Major, well-controlled trials of Vigabatrin for infantile spasms in Europe, Canada, and the Unites States are reviewed, including dose recommendations. Effective dosages ranged from 100 to 150 mg/kg/day, decreasing or eradicating spasms and eliminating the hypsarrhythmic EEG in newly diagnosed patients. Studies demonstrated long-term seizure control with no adverse effect on development and few severe adverse effects. Visual field defects were not evaluated. Time to response was within 2 weeks of initiating treatment. If the infant has not shown clinical improvement in 2 weeks, vigabatrin is discontinued and alternate treatment initiated. Treatment duration up to 6 months controlled seizures while limiting potential risks of adverse events and seizure recurrence.
A randomized, comparative trial of vigabatrin (150 mg/kg/day) and hydrocortisone (15 mg/kg/day) in 22 patients with tuberous sclerosis, found vigabatrin more efficacious and better tolerated than hydrocortisone, with 100% response during this 1- to 3-month crossover trial.
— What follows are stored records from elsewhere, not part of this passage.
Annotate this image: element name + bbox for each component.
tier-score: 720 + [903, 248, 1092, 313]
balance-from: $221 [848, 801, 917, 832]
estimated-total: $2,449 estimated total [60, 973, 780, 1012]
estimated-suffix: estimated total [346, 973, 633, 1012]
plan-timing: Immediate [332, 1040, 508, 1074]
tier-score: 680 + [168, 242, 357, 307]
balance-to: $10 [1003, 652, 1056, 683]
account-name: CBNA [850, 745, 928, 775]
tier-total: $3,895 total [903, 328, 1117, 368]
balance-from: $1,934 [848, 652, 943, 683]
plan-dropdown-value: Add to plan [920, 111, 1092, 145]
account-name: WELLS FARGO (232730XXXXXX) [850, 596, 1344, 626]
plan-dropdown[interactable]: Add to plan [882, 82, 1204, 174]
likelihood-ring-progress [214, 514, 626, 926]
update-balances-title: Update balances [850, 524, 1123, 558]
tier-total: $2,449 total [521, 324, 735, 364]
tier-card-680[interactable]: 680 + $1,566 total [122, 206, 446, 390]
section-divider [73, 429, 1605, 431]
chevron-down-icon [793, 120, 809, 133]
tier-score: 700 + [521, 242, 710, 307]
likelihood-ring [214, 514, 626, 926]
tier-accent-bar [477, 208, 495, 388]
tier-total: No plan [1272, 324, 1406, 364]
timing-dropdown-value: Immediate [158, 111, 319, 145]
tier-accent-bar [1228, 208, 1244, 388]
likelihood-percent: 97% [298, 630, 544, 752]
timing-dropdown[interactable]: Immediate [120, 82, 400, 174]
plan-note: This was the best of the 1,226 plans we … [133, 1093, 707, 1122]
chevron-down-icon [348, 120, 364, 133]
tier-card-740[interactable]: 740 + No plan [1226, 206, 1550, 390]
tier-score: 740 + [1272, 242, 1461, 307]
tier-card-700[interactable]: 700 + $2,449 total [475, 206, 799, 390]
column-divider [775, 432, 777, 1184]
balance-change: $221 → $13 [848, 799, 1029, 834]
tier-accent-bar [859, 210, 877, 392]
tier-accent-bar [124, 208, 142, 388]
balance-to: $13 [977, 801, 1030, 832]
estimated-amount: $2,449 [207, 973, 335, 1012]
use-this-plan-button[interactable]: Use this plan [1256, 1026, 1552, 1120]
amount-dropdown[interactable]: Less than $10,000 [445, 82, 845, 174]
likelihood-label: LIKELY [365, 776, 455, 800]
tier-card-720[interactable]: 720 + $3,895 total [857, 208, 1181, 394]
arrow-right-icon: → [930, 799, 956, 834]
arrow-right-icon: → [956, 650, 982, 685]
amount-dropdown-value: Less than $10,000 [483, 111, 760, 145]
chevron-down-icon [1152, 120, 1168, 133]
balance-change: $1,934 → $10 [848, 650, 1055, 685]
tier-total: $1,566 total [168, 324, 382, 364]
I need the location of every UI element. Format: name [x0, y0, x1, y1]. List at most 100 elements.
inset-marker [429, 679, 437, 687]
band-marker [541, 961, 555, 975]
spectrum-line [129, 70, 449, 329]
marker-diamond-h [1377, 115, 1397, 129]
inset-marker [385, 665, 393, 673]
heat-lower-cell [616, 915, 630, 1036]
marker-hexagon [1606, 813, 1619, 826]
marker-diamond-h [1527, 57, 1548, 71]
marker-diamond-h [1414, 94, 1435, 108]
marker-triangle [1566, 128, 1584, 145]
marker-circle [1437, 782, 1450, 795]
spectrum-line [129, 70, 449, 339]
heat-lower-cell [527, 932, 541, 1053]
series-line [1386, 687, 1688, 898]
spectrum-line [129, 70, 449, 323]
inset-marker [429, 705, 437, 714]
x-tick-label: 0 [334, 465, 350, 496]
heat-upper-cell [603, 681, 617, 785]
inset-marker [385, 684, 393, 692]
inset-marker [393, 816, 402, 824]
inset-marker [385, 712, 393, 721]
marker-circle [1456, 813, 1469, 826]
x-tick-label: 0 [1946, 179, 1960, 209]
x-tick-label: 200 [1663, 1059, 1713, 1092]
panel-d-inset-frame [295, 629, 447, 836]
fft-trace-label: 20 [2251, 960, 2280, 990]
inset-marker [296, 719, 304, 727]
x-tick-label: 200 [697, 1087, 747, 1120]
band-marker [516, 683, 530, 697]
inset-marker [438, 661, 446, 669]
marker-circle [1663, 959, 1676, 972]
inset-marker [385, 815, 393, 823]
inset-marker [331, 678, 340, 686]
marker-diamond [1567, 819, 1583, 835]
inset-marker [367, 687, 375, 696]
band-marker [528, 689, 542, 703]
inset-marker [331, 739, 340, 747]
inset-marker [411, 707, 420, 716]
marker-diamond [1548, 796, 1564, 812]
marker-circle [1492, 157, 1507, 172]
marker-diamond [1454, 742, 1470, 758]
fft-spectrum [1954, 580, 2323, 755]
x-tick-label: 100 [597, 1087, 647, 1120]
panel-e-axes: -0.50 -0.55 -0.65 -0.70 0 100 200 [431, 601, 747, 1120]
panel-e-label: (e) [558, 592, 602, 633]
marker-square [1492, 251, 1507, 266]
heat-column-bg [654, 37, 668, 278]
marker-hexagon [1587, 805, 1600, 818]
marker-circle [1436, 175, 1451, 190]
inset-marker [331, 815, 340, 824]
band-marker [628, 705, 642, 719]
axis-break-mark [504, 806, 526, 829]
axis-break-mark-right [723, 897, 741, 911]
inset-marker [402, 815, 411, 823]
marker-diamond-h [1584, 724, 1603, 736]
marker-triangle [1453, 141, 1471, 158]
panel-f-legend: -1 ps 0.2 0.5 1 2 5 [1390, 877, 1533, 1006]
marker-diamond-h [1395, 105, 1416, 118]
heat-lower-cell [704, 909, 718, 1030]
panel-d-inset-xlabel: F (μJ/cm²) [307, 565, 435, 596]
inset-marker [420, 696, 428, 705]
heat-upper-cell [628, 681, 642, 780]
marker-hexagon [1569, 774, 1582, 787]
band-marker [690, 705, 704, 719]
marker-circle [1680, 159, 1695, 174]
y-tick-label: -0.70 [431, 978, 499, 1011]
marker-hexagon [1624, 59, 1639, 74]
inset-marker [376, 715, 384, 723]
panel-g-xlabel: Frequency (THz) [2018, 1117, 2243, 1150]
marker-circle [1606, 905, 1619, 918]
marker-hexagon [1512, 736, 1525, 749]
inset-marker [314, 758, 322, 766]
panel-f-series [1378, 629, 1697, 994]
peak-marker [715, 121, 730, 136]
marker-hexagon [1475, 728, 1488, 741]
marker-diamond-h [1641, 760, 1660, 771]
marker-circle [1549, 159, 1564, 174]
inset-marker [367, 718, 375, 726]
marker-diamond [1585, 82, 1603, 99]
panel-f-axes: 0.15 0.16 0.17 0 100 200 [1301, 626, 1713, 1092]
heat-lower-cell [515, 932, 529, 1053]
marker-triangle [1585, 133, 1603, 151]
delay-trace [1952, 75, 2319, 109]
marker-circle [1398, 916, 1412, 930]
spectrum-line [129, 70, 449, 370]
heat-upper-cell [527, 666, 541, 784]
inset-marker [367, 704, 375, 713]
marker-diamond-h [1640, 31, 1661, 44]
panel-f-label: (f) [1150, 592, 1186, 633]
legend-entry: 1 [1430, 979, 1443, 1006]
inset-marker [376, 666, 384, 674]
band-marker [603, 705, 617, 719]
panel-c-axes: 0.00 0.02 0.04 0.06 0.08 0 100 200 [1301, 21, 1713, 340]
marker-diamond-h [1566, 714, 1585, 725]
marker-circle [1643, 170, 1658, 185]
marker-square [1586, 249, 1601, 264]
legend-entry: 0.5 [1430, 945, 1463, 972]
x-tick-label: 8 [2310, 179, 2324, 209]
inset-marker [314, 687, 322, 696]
Vigabatrin is recommended as first-choice treatment of infantile spasms caused by tuberous sclerosis.
In the UK Infantile Spasm Study comparing vigabatrin (100-150 mg/kg/day) with hormonal treatment (oral prednisolone 40-60 mg/day, or intramuscular tetracosactide 0.5-0.75 mg [40-60 IU], a synthetic analog of ACTH, on alternate days), hormonal treatments were superior to vigabatrin in control of spasms; adverse events were common with both forms of therapy. Hormonal treatment was preferred over vigabatrin. Infants with tuberous sclerosis were excluded from this study. Follow-up studies at age 14 months and 4 years indicated equivalent spasm-freedom and developmental outcomes with vigabatrin and hormone treatment, except for infants with cryptogenic spasms; infants with no identified etiology for spasms had higher developmental scores following hormone therapy.
Except for the UK study, all investigators preferred vigabatrin as first-line therapy over hormonal. The most common adverse events with vigabatrin were sedation and irritation. Delay in time to diagnosis and treatment is associated with less favorable outcomes. 
COMMENT. Vigabatrin is an irreversible GABA inhibitor, effective as adjunctive therapy in control of refractory complex partial seizures in adults and as monotherapy for infantile spasms. Clinical benefits of vigabatrin must be balanced with associated risk of peripheral visual field defects (pVFDs) . Field defects are bilateral and more pronounced nasally. Reported estimates of pVFDs are 30-50% in adults and 20% in children. Risk increases with increased dosage and duration of therapy. Vision screening is recommended at baseline, every 3 months, and at 3-6 months after discontinuation of therapy.